Why The Congressional Black Caucus Stood Firm For Biden

In the three weeks after his ill-fated debate, one group held conspicuously firm in their demand that President Joe Biden remain atop the Democrats’ ticket in November: the 59-member Congressional Black Caucus.

Even if that steadfastness meant Vice President Kamala Harris, a former CBC member herself, would remain as the White House No. 2 and have to wait another four years for a shot at the top spot, the group was notable in that its first member to say Biden should drop out, Rep. Marc Veasey (D-Texas), didn’t make his position known until Friday, two days before Biden announced his decision to leave the race.

Several CBC members told HuffPost the reluctance to cast Biden adrift stemmed from two main factors: loyalty to a president they said had done right by them in his time in the White House and fear a free-for-all would erupt within the party if he was forced out.

“People did not want to judge Biden based on a 90-minute debate performance, because he has a history. His history has been very positive toward the Black agenda, and he has delivered,” said Rep. Hank Johnson (D-Ga.).

“He was there for us, and we felt an obligation to be there for him,” he said.

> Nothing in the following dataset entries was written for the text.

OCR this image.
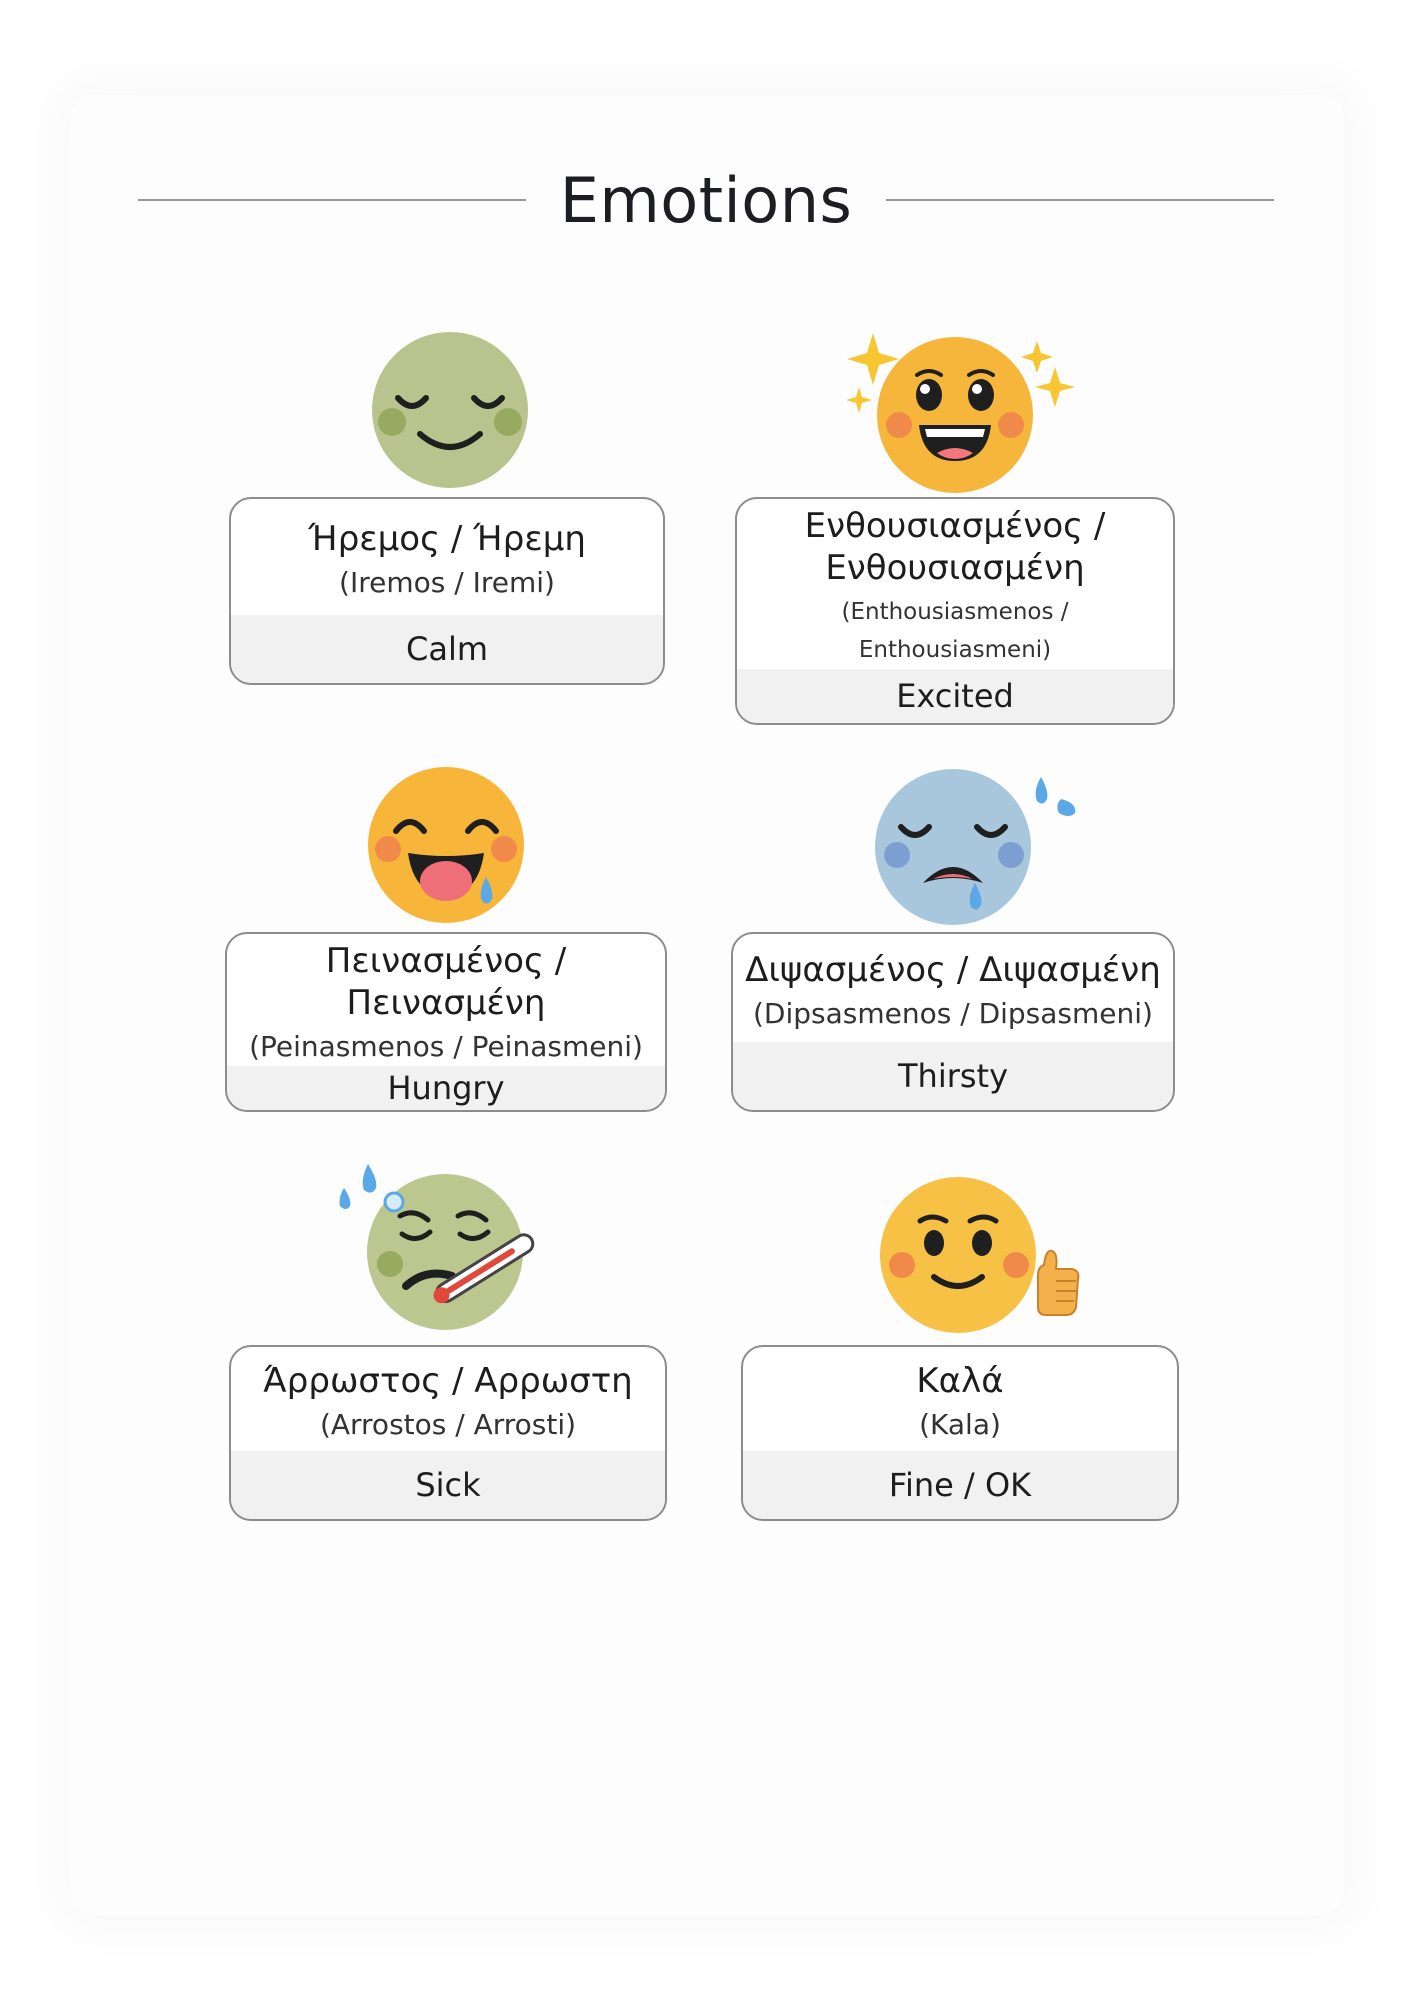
Emotions
Ήρεμος / Ήρεμη
(Iremos / Iremi)
Calm
Ενθουσιασμένος /
Ενθουσιασμένη
(Enthousiasmenos / Enthousiasmeni)
Excited
Πεινασμένος / Πεινασμένη
(Peinasmenos / Peinasmeni)
Hungry
Διψασμένος / Διψασμένη
(Dipsasmenos / Dipsasmeni)
Thirsty
Άρρωστος / Αρρωστη
(Arrostos / Arrosti)
Sick
Καλά
(Kala)
Fine / OK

“He has made a difference for us in terms of showing us that he really did mean it when he said he was going to be a president for all people,” said Rep. Al Green (D-Texas).

Green said he would be “eternally grateful” to Biden, ticking off Biden choosing Harris as his vice president, Ketanji Brown Jackson for the U.S. Supreme Court and Linda Thomas-Greenfield to be the ambassador to the United Nations as among his big accomplishments.

Black voters have been among Biden’s strongest supporters since the 2020 primaries, and he owed a particular debt to one the CBC’s most visible members, Rep. Jim Clyburn (D-S.C.), whose endorsement helped Biden win the 2020 primary in South Carolina and jumpstart his faltering campaign.

But the relationship was not always that way. One of the most dramatic moments in the 2020 Democratic primary season was, notably, when Harris challenged Biden over his opposition early in his career to forced busing as a racial integration measure.

“There was a little girl in California who was part of the second class to integrate her public school. And she was bused to school every day,” Harris said at a debate. “That little girl was me.”

The other worrisome question for Black lawmakers was uncertainty over what would happen if Biden stepped aside. While elected party members, party officials and grassroots party delegates to the national convention quickly signed on to Harris, it was not obvious that was going to happen before Biden stepped aside.

“If it’s somebody else, and the people pushing Biden out did not appear to be supporting Kamala, if it’s somebody else, then what happens at the convention?” asked Rep. Bobby Scott (D-Va.).

“A lot of us have been around long enough to know you don’t come out of a convention like that united,” he said.

CBC members brought up the ghosts of the 1968 Democratic convention in Chicago that was notorious for police rioting against protesters and the 1972 convention. This year’s convention will also be in Chicago.

“I remember what happened in ’68. It was chaos. Although Hubert Humphrey got the nomination, Richard Nixon became president. I was concerned about that,” Green said.

“We knew that a food fight convention would not be good. It would pit us against those who wanted another candidate,” Johnson said. “We were all in for Kamala Harris. An open primary call means we’re not satisfied with Kamala Harris.”

How Harris will ultimately play with both Black voters as a bloc and with voters in general in November is unclear, but the CBC members sounded optimistic.

“I always said if something, God forbid, was to ever happen to President Biden or if he should change his mind, [Harris] would be the rightful heir apparent. So it was no complexity or difficulty to shift our attention because the mission remains the same,” said Rep. Shontel Brown (D-Ohio).

Johnson said he wasn’t worried about Harris’ standing with Black voters.

“Forty-four thousand Black women got together Sunday night for a quick impromptu Zoom call,” he said, a sign of the grassroots support she enjoys.

“She has a reservoir of support perhaps like exists on Mars, where you have to dig for it but you find it. I think it’s there,” he said.

As for concerns among some Black voters Harris may not play as well with the broader electorate as Biden did, Clyburn had his own answer when he appeared Sunday on CNN.

“You’re never confident as to what voters will do under any set of circumstances,” Clyburn said.

“I am confident of this as well: You never know until you get in the contest and you run the race.”